Your job might produce a lot of (temporary) data. Please also configure the data paths accordingly. For recommendations on how to do large-scale I/O please refer to the description of the file systems available on the cluster.

Shared-memory jobs

This job type uses a single (shared-memory) compute node of the designated Slurm partition. Parallelization can be achieved either via directive-based OpenMP programming or also (POSIX) thread programming.

#!/bin/bash
#SBATCH -J job_name
#SBATCH -D ./
#SBATCH -o ./%x.%j.%N.out
#SBATCH -e ./%x.%j.%N.err
#SBATCH --get-user-env
#SBATCH --export=NONE
#SBATCH --clusters=cm4
#SBATCH --partition=cm4_tiny
#SBATCH --nodes=1
#SBATCH --ntasks-per-node=1
#SBATCH --cpus-per-task=112
#SBATCH --time=08:00:00
 
module load slurm_setup
export OMP_NUM_THREADS=$SLURM_CPUS_PER_TASK
MYPROG=path_to_my_prog/my_shared-memory_program.exe
 
$MYPROG

The example will start an OpenMP parallel application using 112 threads on all available cores of a single cm4_tiny compute node.

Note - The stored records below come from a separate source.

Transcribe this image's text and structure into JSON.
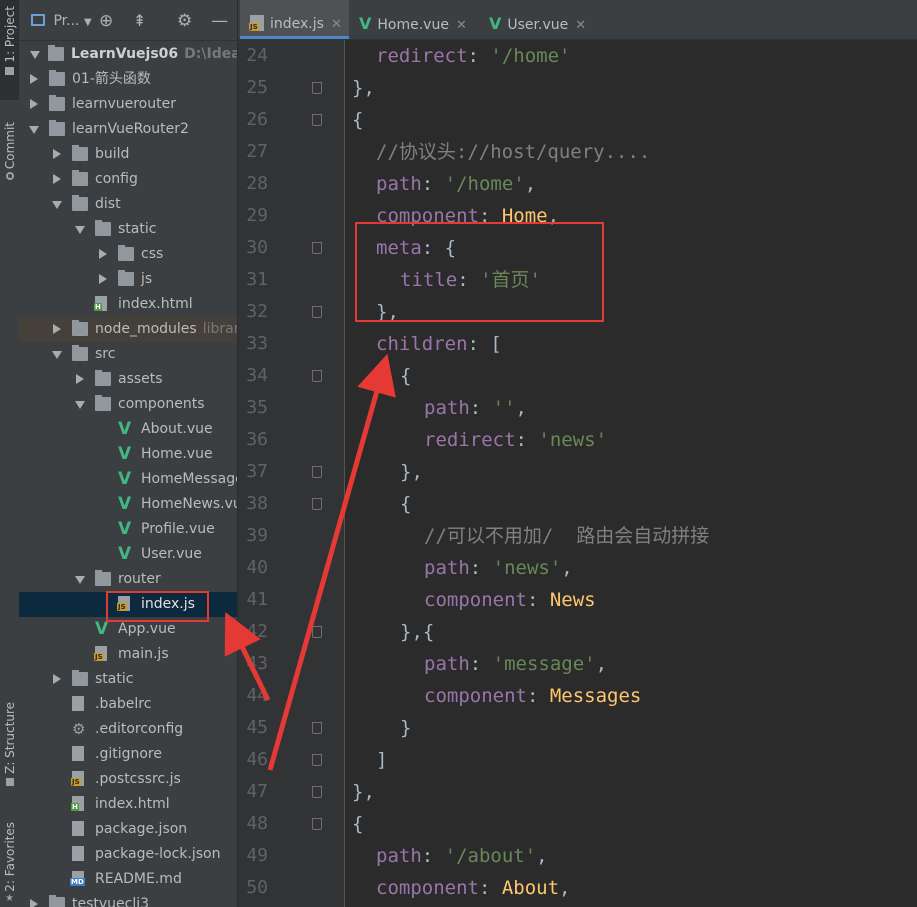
{
  "sidebar_tabs": {
    "project": "1: Project",
    "commit": "Commit",
    "structure": "Z: Structure",
    "favorites": "2: Favorites"
  },
  "project_panel": {
    "title": "Pr...",
    "root_name": "LearnVuejs06",
    "root_path": "D:\\IdeaProje",
    "tree": [
      {
        "depth": 0,
        "type": "folder",
        "state": "collapsed",
        "label": "01-箭头函数"
      },
      {
        "depth": 0,
        "type": "folder",
        "state": "collapsed",
        "label": "learnvuerouter"
      },
      {
        "depth": 0,
        "type": "folder",
        "state": "expanded",
        "label": "learnVueRouter2"
      },
      {
        "depth": 1,
        "type": "folder",
        "state": "collapsed",
        "label": "build"
      },
      {
        "depth": 1,
        "type": "folder",
        "state": "collapsed",
        "label": "config"
      },
      {
        "depth": 1,
        "type": "folder",
        "state": "expanded",
        "label": "dist"
      },
      {
        "depth": 2,
        "type": "folder",
        "state": "expanded",
        "label": "static"
      },
      {
        "depth": 3,
        "type": "folder",
        "state": "collapsed",
        "label": "css"
      },
      {
        "depth": 3,
        "type": "folder",
        "state": "collapsed",
        "label": "js"
      },
      {
        "depth": 2,
        "type": "html",
        "label": "index.html"
      },
      {
        "depth": 1,
        "type": "folder",
        "state": "collapsed",
        "label": "node_modules",
        "hint": "librar",
        "style": "dim"
      },
      {
        "depth": 1,
        "type": "folder",
        "state": "expanded",
        "label": "src"
      },
      {
        "depth": 2,
        "type": "folder",
        "state": "collapsed",
        "label": "assets"
      },
      {
        "depth": 2,
        "type": "folder",
        "state": "expanded",
        "label": "components"
      },
      {
        "depth": 3,
        "type": "vue",
        "label": "About.vue"
      },
      {
        "depth": 3,
        "type": "vue",
        "label": "Home.vue"
      },
      {
        "depth": 3,
        "type": "vue",
        "label": "HomeMessage"
      },
      {
        "depth": 3,
        "type": "vue",
        "label": "HomeNews.vu"
      },
      {
        "depth": 3,
        "type": "vue",
        "label": "Profile.vue"
      },
      {
        "depth": 3,
        "type": "vue",
        "label": "User.vue"
      },
      {
        "depth": 2,
        "type": "folder",
        "state": "expanded",
        "label": "router"
      },
      {
        "depth": 3,
        "type": "js",
        "label": "index.js",
        "style": "selected"
      },
      {
        "depth": 2,
        "type": "vue",
        "label": "App.vue"
      },
      {
        "depth": 2,
        "type": "js",
        "label": "main.js"
      },
      {
        "depth": 1,
        "type": "folder",
        "state": "collapsed",
        "label": "static"
      },
      {
        "depth": 1,
        "type": "config",
        "label": ".babelrc"
      },
      {
        "depth": 1,
        "type": "gear",
        "label": ".editorconfig"
      },
      {
        "depth": 1,
        "type": "config",
        "label": ".gitignore"
      },
      {
        "depth": 1,
        "type": "js",
        "label": ".postcssrc.js"
      },
      {
        "depth": 1,
        "type": "html",
        "label": "index.html"
      },
      {
        "depth": 1,
        "type": "config",
        "label": "package.json"
      },
      {
        "depth": 1,
        "type": "config",
        "label": "package-lock.json"
      },
      {
        "depth": 1,
        "type": "md",
        "label": "README.md"
      },
      {
        "depth": 0,
        "type": "folder",
        "state": "collapsed",
        "label": "testvuecli3"
      }
    ]
  },
  "editor_tabs": [
    {
      "label": "index.js",
      "icon": "js",
      "active": true
    },
    {
      "label": "Home.vue",
      "icon": "vue",
      "active": false
    },
    {
      "label": "User.vue",
      "icon": "vue",
      "active": false
    }
  ],
  "code_lines": [
    {
      "n": "24",
      "fold": false,
      "indent": 1,
      "tokens": [
        [
          "key",
          "redirect"
        ],
        [
          "p",
          ": "
        ],
        [
          "str",
          "'/home'"
        ]
      ]
    },
    {
      "n": "25",
      "fold": true,
      "indent": 0,
      "tokens": [
        [
          "p",
          "},"
        ]
      ]
    },
    {
      "n": "26",
      "fold": true,
      "indent": 0,
      "tokens": [
        [
          "p",
          "{"
        ]
      ]
    },
    {
      "n": "27",
      "fold": false,
      "indent": 1,
      "tokens": [
        [
          "cmt",
          "//协议头://host/query...."
        ]
      ]
    },
    {
      "n": "28",
      "fold": false,
      "indent": 1,
      "tokens": [
        [
          "key",
          "path"
        ],
        [
          "p",
          ": "
        ],
        [
          "str",
          "'/home'"
        ],
        [
          "p",
          ","
        ]
      ]
    },
    {
      "n": "29",
      "fold": false,
      "indent": 1,
      "tokens": [
        [
          "key",
          "component"
        ],
        [
          "p",
          ": "
        ],
        [
          "val",
          "Home"
        ],
        [
          "p",
          ","
        ]
      ]
    },
    {
      "n": "30",
      "fold": true,
      "indent": 1,
      "tokens": [
        [
          "key",
          "meta"
        ],
        [
          "p",
          ": {"
        ]
      ]
    },
    {
      "n": "31",
      "fold": false,
      "indent": 2,
      "tokens": [
        [
          "key",
          "title"
        ],
        [
          "p",
          ": "
        ],
        [
          "str",
          "'首页'"
        ]
      ]
    },
    {
      "n": "32",
      "fold": true,
      "indent": 1,
      "tokens": [
        [
          "p",
          "},"
        ]
      ]
    },
    {
      "n": "33",
      "fold": false,
      "indent": 1,
      "tokens": [
        [
          "key",
          "children"
        ],
        [
          "p",
          ": ["
        ]
      ]
    },
    {
      "n": "34",
      "fold": true,
      "indent": 2,
      "tokens": [
        [
          "p",
          "{"
        ]
      ]
    },
    {
      "n": "35",
      "fold": false,
      "indent": 3,
      "tokens": [
        [
          "key",
          "path"
        ],
        [
          "p",
          ": "
        ],
        [
          "str",
          "''"
        ],
        [
          "p",
          ","
        ]
      ]
    },
    {
      "n": "36",
      "fold": false,
      "indent": 3,
      "tokens": [
        [
          "key",
          "redirect"
        ],
        [
          "p",
          ": "
        ],
        [
          "str",
          "'news'"
        ]
      ]
    },
    {
      "n": "37",
      "fold": true,
      "indent": 2,
      "tokens": [
        [
          "p",
          "},"
        ]
      ]
    },
    {
      "n": "38",
      "fold": true,
      "indent": 2,
      "tokens": [
        [
          "p",
          "{"
        ]
      ]
    },
    {
      "n": "39",
      "fold": false,
      "indent": 3,
      "tokens": [
        [
          "cmt",
          "//可以不用加/  路由会自动拼接"
        ]
      ]
    },
    {
      "n": "40",
      "fold": false,
      "indent": 3,
      "tokens": [
        [
          "key",
          "path"
        ],
        [
          "p",
          ": "
        ],
        [
          "str",
          "'news'"
        ],
        [
          "p",
          ","
        ]
      ]
    },
    {
      "n": "41",
      "fold": false,
      "indent": 3,
      "tokens": [
        [
          "key",
          "component"
        ],
        [
          "p",
          ": "
        ],
        [
          "val",
          "News"
        ]
      ]
    },
    {
      "n": "42",
      "fold": true,
      "indent": 2,
      "tokens": [
        [
          "p",
          "},{"
        ]
      ]
    },
    {
      "n": "43",
      "fold": false,
      "indent": 3,
      "tokens": [
        [
          "key",
          "path"
        ],
        [
          "p",
          ": "
        ],
        [
          "str",
          "'message'"
        ],
        [
          "p",
          ","
        ]
      ]
    },
    {
      "n": "44",
      "fold": false,
      "indent": 3,
      "tokens": [
        [
          "key",
          "component"
        ],
        [
          "p",
          ": "
        ],
        [
          "val",
          "Messages"
        ]
      ]
    },
    {
      "n": "45",
      "fold": true,
      "indent": 2,
      "tokens": [
        [
          "p",
          "}"
        ]
      ]
    },
    {
      "n": "46",
      "fold": true,
      "indent": 1,
      "tokens": [
        [
          "p",
          "]"
        ]
      ]
    },
    {
      "n": "47",
      "fold": true,
      "indent": 0,
      "tokens": [
        [
          "p",
          "},"
        ]
      ]
    },
    {
      "n": "48",
      "fold": true,
      "indent": 0,
      "tokens": [
        [
          "p",
          "{"
        ]
      ]
    },
    {
      "n": "49",
      "fold": false,
      "indent": 1,
      "tokens": [
        [
          "key",
          "path"
        ],
        [
          "p",
          ": "
        ],
        [
          "str",
          "'/about'"
        ],
        [
          "p",
          ","
        ]
      ]
    },
    {
      "n": "50",
      "fold": false,
      "indent": 1,
      "tokens": [
        [
          "key",
          "component"
        ],
        [
          "p",
          ": "
        ],
        [
          "val",
          "About"
        ],
        [
          "p",
          ","
        ]
      ]
    }
  ],
  "colors": {
    "keyword_purple": "#9876aa",
    "string_green": "#6a8759",
    "value_yellow": "#ffc66d",
    "comment_gray": "#808080",
    "annotation_red": "#e53935",
    "vue_green": "#41b883"
  }
}
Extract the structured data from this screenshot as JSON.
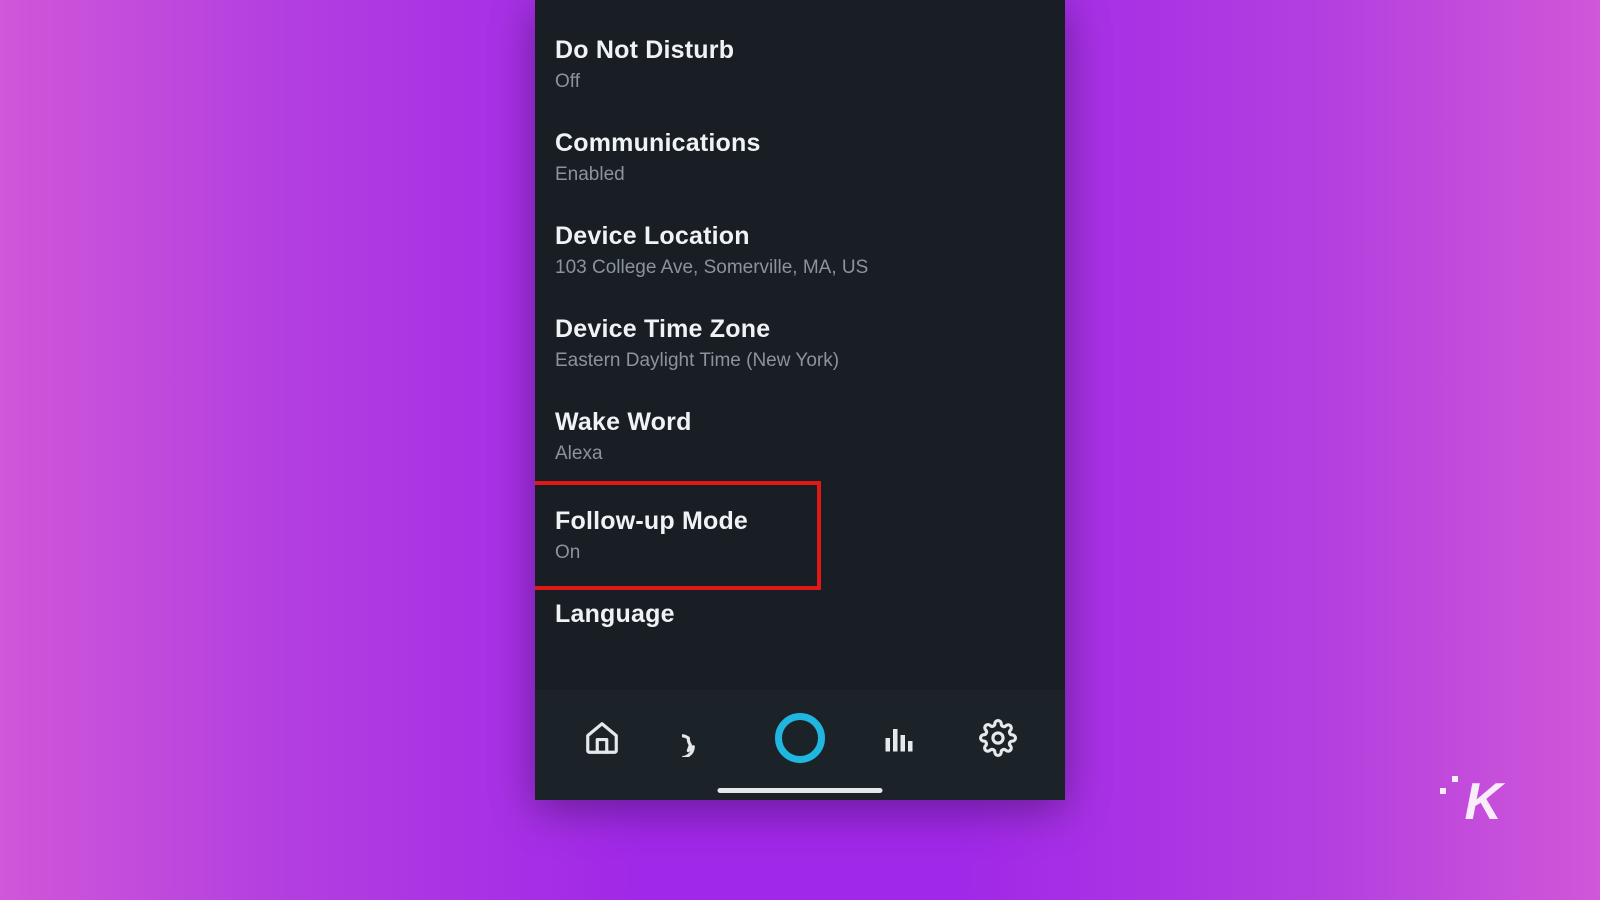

The maximum job runtime is set to 8 hours.

Hyperthreading is not used. Using hyperthreading, 224 threads is the maximum reasonable value for CoolMUC-4.

#!/bin/bash
#SBATCH -J job_name
#SBATCH -D ./
#SBATCH -o ./%x.%j.%N.out
#SBATCH -e ./%x.%j.%N.err
#SBATCH --get-user-env
#SBATCH --export=NONE
#SBATCH --clusters=cm4
#SBATCH --partition=cm4_tiny
#SBATCH --ntasks=1
#SBATCH --cpus-per-task=28
#SBATCH --mem=80G
#SBATCH --time=08:00:00
 
module load slurm_setup
export OMP_NUM_THREADS=$SLURM_CPUS_PER_TASK
MYPROG=path_to_my_prog/my_shared-memory_program.exe
 
$MYPROG

The example will start an OpenMP parallel application using 28 threads on the partition cm4_tiny.

As cm4_tiny is a shared partition, the remaining CPU cores may be used by other jobs/users. Thus, if necessary, it might be useful to specifiy the required memory of the job, e.g. 80 GiB in this example.

The maximum job runtime is set to 8 hours.

Distributed-memory jobs (MPI parallel and hybrid jobs)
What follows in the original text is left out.